Em setembro de ano passado, Elon Musk, o fundador da empresa aeroespacial SpaceX, revelou o seu ambicioso plano para colonizar Marte e construir uma cidade com mais de um milhão de habitantes no Planeta Vermelho até 2100.

O lançamento da nave Red Dragon, uma cápsula não tripulada que pode atingir Marte e pousar no Planeta Vermelho ou voltar para a Terra, deve ser o primeiro passo para a realização do sonho dele. De acordo com as previsões de Musk, a primeira cápsula deveria ser lançada em 2020 ou 2022, e a viagem tripulada deveria se realizar em meados da década seguinte, informou o portal Spacenews.

Posteriormente, o lançamento foi adiado para outra data por várias vezes.
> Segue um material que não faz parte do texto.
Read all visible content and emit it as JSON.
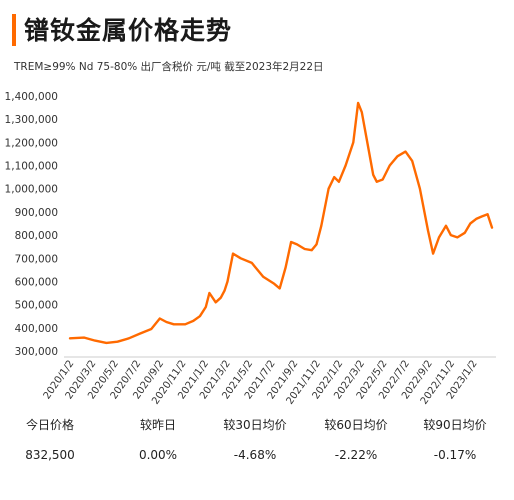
{
  "header": {
    "title": "镨钕金属价格走势",
    "subtitle": "TREM≥99% Nd 75-80%  出厂含税价 元/吨  截至2023年2月22日",
    "accent_color": "#ff6a00"
  },
  "chart_data": {
    "type": "line",
    "title": "镨钕金属价格走势",
    "xlabel": "",
    "ylabel": "",
    "ylim": [
      300000,
      1400000
    ],
    "yticks": [
      300000,
      400000,
      500000,
      600000,
      700000,
      800000,
      900000,
      1000000,
      1100000,
      1200000,
      1300000,
      1400000
    ],
    "ytick_labels": [
      "300,000",
      "400,000",
      "500,000",
      "600,000",
      "700,000",
      "800,000",
      "900,000",
      "1,000,000",
      "1,100,000",
      "1,200,000",
      "1,300,000",
      "1,400,000"
    ],
    "xlim": [
      "2020-01-02",
      "2023-02-22"
    ],
    "xticks": [
      "2020-01-02",
      "2020-03-02",
      "2020-05-02",
      "2020-07-02",
      "2020-09-02",
      "2020-11-02",
      "2021-01-02",
      "2021-03-02",
      "2021-05-02",
      "2021-07-02",
      "2021-09-02",
      "2021-11-02",
      "2022-01-02",
      "2022-03-02",
      "2022-05-02",
      "2022-07-02",
      "2022-09-02",
      "2022-11-02",
      "2023-01-02"
    ],
    "xtick_labels": [
      "2020/1/2",
      "2020/3/2",
      "2020/5/2",
      "2020/7/2",
      "2020/9/2",
      "2020/11/2",
      "2021/1/2",
      "2021/3/2",
      "2021/5/2",
      "2021/7/2",
      "2021/9/2",
      "2021/11/2",
      "2022/1/2",
      "2022/3/2",
      "2022/5/2",
      "2022/7/2",
      "2022/9/2",
      "2022/11/2",
      "2023/1/2"
    ],
    "grid": false,
    "legend": "none",
    "line_color": "#ff6a00",
    "series": [
      {
        "x": [
          "2020-01-02",
          "2020-02-10",
          "2020-03-10",
          "2020-04-10",
          "2020-05-10",
          "2020-06-10",
          "2020-07-10",
          "2020-08-10",
          "2020-09-02",
          "2020-09-20",
          "2020-10-10",
          "2020-11-10",
          "2020-12-02",
          "2020-12-20",
          "2021-01-05",
          "2021-01-15",
          "2021-02-01",
          "2021-02-15",
          "2021-02-25",
          "2021-03-05",
          "2021-03-20",
          "2021-04-10",
          "2021-05-10",
          "2021-06-10",
          "2021-07-10",
          "2021-07-25",
          "2021-08-10",
          "2021-08-25",
          "2021-09-10",
          "2021-10-01",
          "2021-10-20",
          "2021-11-02",
          "2021-11-15",
          "2021-12-05",
          "2021-12-20",
          "2022-01-02",
          "2022-01-20",
          "2022-02-10",
          "2022-02-23",
          "2022-03-05",
          "2022-03-20",
          "2022-04-05",
          "2022-04-15",
          "2022-05-01",
          "2022-05-20",
          "2022-06-10",
          "2022-07-02",
          "2022-07-20",
          "2022-08-10",
          "2022-09-01",
          "2022-09-15",
          "2022-10-01",
          "2022-10-20",
          "2022-11-02",
          "2022-11-20",
          "2022-12-10",
          "2022-12-25",
          "2023-01-10",
          "2023-01-25",
          "2023-02-10",
          "2023-02-22"
        ],
        "y": [
          355000,
          358000,
          345000,
          335000,
          340000,
          355000,
          375000,
          395000,
          440000,
          425000,
          415000,
          415000,
          430000,
          450000,
          490000,
          550000,
          510000,
          530000,
          560000,
          600000,
          720000,
          700000,
          680000,
          620000,
          590000,
          570000,
          660000,
          770000,
          760000,
          740000,
          735000,
          760000,
          840000,
          1000000,
          1050000,
          1030000,
          1100000,
          1200000,
          1370000,
          1330000,
          1200000,
          1060000,
          1030000,
          1040000,
          1100000,
          1140000,
          1160000,
          1120000,
          1000000,
          820000,
          720000,
          790000,
          840000,
          800000,
          790000,
          810000,
          850000,
          870000,
          880000,
          890000,
          832500
        ]
      }
    ]
  },
  "stats": {
    "labels": [
      "今日价格",
      "较昨日",
      "较30日均价",
      "较60日均价",
      "较90日均价"
    ],
    "values": [
      "832,500",
      "0.00%",
      "-4.68%",
      "-2.22%",
      "-0.17%"
    ]
  }
}
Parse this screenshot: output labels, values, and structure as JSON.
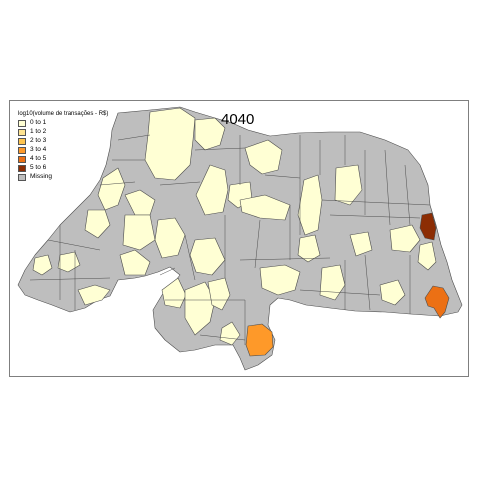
{
  "map": {
    "title": "4040",
    "legend": {
      "title": "log10(volume de transações - R$)",
      "items": [
        {
          "label": "0 to 1",
          "color": "#ffffd4"
        },
        {
          "label": "1 to 2",
          "color": "#fee391"
        },
        {
          "label": "2 to 3",
          "color": "#fec44f"
        },
        {
          "label": "3 to 4",
          "color": "#fe9929"
        },
        {
          "label": "4 to 5",
          "color": "#ec7014"
        },
        {
          "label": "5 to 6",
          "color": "#8c2d04"
        },
        {
          "label": "Missing",
          "color": "#bebebe"
        }
      ]
    },
    "colors": {
      "missing": "#bebebe",
      "class_0_1": "#ffffd4",
      "class_3_4": "#fe9929",
      "class_4_5": "#ec7014",
      "class_5_6": "#8c2d04",
      "border": "#4d4d4d",
      "frame": "#7f7f7f"
    }
  }
}
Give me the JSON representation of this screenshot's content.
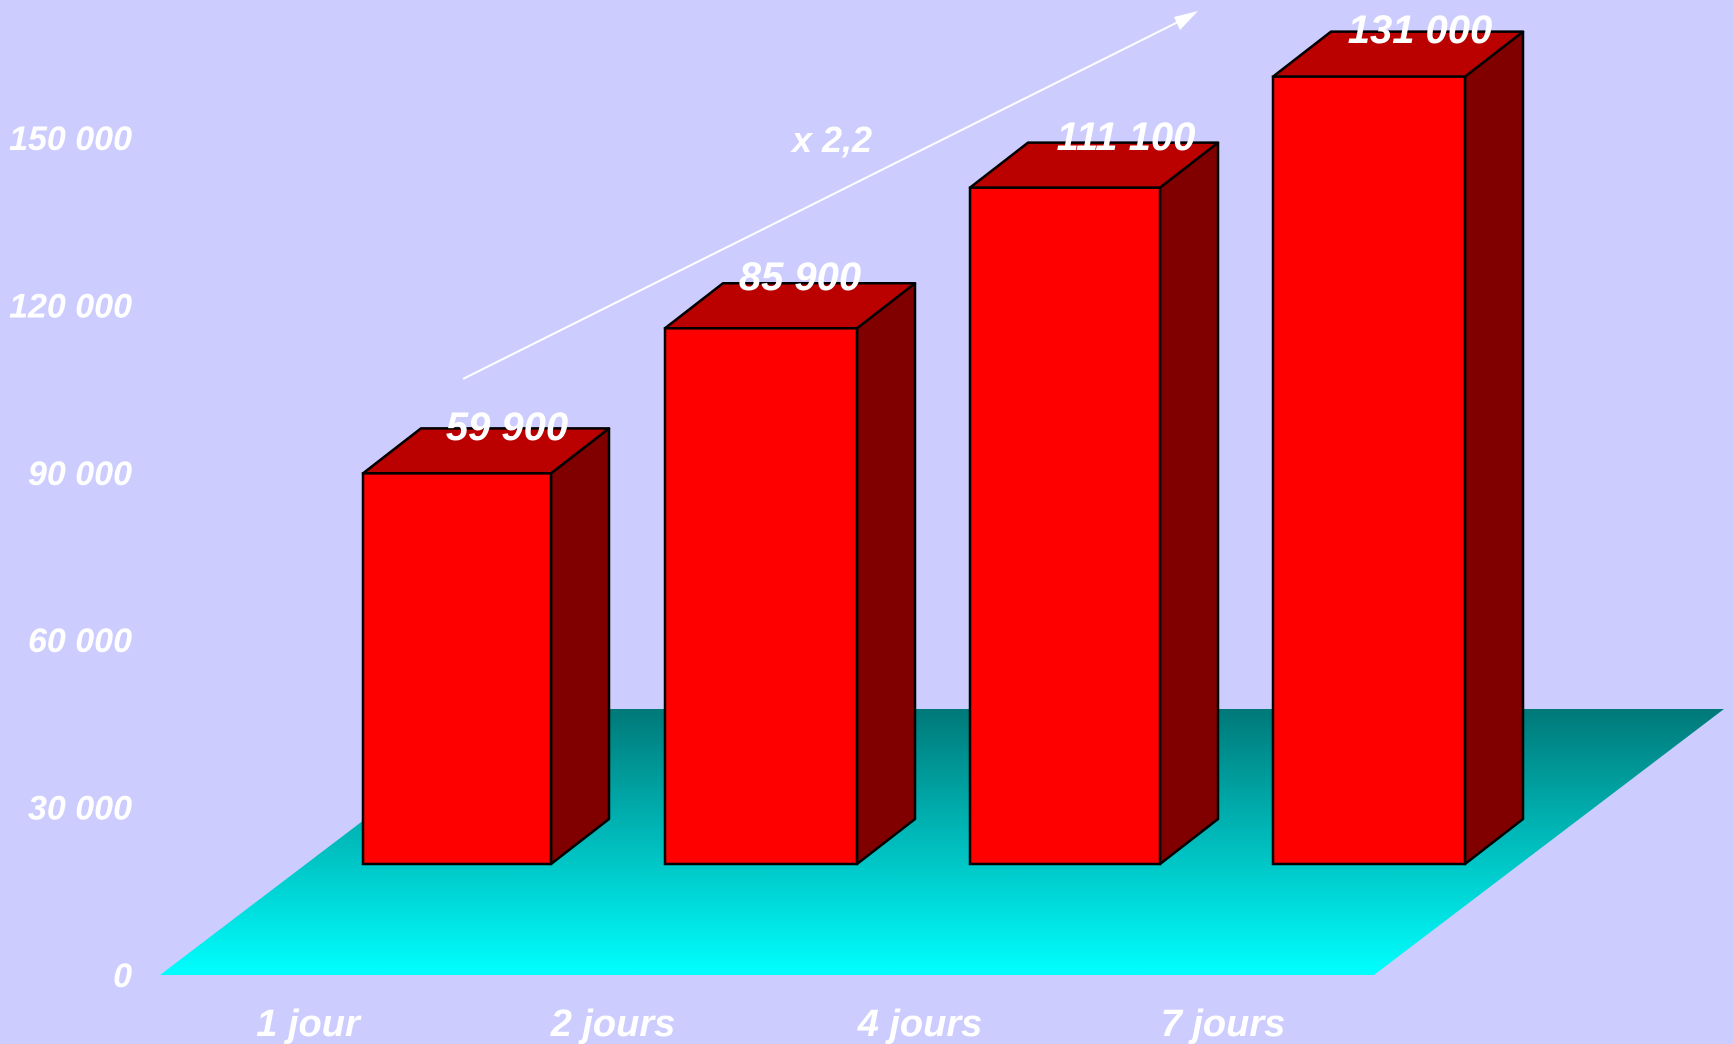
{
  "colors": {
    "background": "#ccccff",
    "floor_back": "#007878",
    "floor_front": "#00ffff",
    "bar_front": "#ff0000",
    "bar_top": "#bb0000",
    "bar_side": "#800000",
    "text": "#ffffff"
  },
  "chart_data": {
    "type": "bar",
    "style": "3d",
    "categories": [
      "1 jour",
      "2 jours",
      "4 jours",
      "7 jours"
    ],
    "values": [
      59900,
      85900,
      111100,
      131000
    ],
    "value_labels": [
      "59 900",
      "85 900",
      "111 100",
      "131 000"
    ],
    "ylim": [
      0,
      150000
    ],
    "yticks": [
      0,
      30000,
      60000,
      90000,
      120000,
      150000
    ],
    "ytick_labels": [
      "0",
      "30 000",
      "60 000",
      "90 000",
      "120 000",
      "150 000"
    ],
    "grid": false,
    "legend": "none",
    "annotation": {
      "text": "x 2,2",
      "type": "arrow",
      "from_category": "1 jour",
      "to_category": "7 jours"
    }
  }
}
Entretanto, recentemente a SpaceX anunciou que, pelo menos formalmente, mantem o plano inicial: a Dragon realizará o primeiro voo sem tripulação a Marte em 2020, enquanto os primeiros astronautas poderão ir a Marte em meados da década seguinte.

Segundo a SpaceX, o primeiro passo para realizar o sonho de Musk deve ser a criação de uma nova versão do vaivém Dragon, que possa pousar não só na água, usando paraquedas, mas também realizar um pouso suave no solo duro, como o fazem os aceleradores do foguete Falcon 9.

De acordo com Musk, esta tarefa se tornou demasiado difícil, especialmente no contexto de segurança da tripulação. Mais do que isso, as últimas pesquisas dos engenheiros e cientistas da SpaceX mostram que essa estratégia de pouso em Marte é subótima, do ponto de vista energético e que a geração seguinte dos ônibus espaciais será baseada num sistema de pouso alternativo, energeticamente mais eficiente.